Il avance masqué, l’homme qui efface sa vie. C’est un sauveur, les mains ouvertes sur les illusions.

La fille n’est pas méfiante, aime la chanson et les paroles, n’entends pas le son de crécelle

entre les dents serrées,  ne voit pas l’iris rétréci des yeux de l’ homme qui récite une fable.

Il l’a vue sourire lui qui ne fait que ricaner. Il l’a vue rire et a voulu s’en emparer, effacer sa joie de vivre, ses élans, comme il a effacé le récit de sa vie.

C’est un air de goguette qui lui va à ravir, c’est un leurre pour appâter sa proie, l’assujettir pour mieux la regarder souffrir.

Mais la fille continue de sourire et de rire, à la vie, au matin qui porte l’espérance  d’une joyeuse ronde, à la nuit, aux amis.

L’homme épuise ses ruses, ses feintes, le rituel devient manie, la fille s’ennuie.

L’histoire est écrite, les dialogues imposés, le refrain se fait rengaine , la ritournelle s’épuise,

la manigance et le soupçon s’installent et la fille continue de danser .

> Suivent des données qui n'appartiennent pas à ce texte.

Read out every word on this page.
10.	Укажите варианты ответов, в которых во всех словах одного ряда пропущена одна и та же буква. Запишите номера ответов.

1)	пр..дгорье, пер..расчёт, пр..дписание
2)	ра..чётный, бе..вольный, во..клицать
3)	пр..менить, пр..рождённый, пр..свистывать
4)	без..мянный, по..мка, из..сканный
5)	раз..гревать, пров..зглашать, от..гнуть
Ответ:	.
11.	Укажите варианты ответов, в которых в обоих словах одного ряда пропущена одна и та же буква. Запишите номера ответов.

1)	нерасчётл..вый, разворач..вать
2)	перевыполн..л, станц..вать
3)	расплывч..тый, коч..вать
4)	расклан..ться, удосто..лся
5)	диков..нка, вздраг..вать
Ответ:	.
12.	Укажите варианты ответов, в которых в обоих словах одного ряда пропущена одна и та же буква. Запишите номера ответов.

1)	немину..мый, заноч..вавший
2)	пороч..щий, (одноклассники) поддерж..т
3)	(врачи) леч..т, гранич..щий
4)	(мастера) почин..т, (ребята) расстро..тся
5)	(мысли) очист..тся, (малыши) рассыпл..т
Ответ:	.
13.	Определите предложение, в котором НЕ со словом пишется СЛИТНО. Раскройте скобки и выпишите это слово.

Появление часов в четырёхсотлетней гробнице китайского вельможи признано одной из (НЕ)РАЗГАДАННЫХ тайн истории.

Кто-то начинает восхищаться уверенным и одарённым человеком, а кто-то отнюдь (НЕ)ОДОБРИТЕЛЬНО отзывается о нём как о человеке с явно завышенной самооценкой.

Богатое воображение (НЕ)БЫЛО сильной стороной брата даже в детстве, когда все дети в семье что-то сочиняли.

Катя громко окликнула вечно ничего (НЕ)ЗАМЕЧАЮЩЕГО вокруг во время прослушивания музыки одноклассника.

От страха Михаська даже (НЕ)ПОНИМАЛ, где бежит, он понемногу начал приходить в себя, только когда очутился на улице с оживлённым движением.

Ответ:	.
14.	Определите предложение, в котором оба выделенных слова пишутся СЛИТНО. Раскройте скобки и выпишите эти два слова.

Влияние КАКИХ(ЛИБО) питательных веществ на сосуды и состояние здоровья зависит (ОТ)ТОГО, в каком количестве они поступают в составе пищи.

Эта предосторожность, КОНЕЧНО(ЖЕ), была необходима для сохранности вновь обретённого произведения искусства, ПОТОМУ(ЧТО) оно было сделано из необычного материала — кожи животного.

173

L’homme change de partition, crée du drame, des départs, des retours, des menaces voilées d’abandon, des sarcasmes. La fille danse toujours enfermée dans ses chimères.

Son aveuglement est à la hauteur des efforts de l’homme pour la séduire. Elle porte crânement le voile qui retient l’imposture, ne sent pas encore le noeud qui l’étreint, commence à retenir sa respiration, ses élans, en croyant devenir sage comme il lui a appris.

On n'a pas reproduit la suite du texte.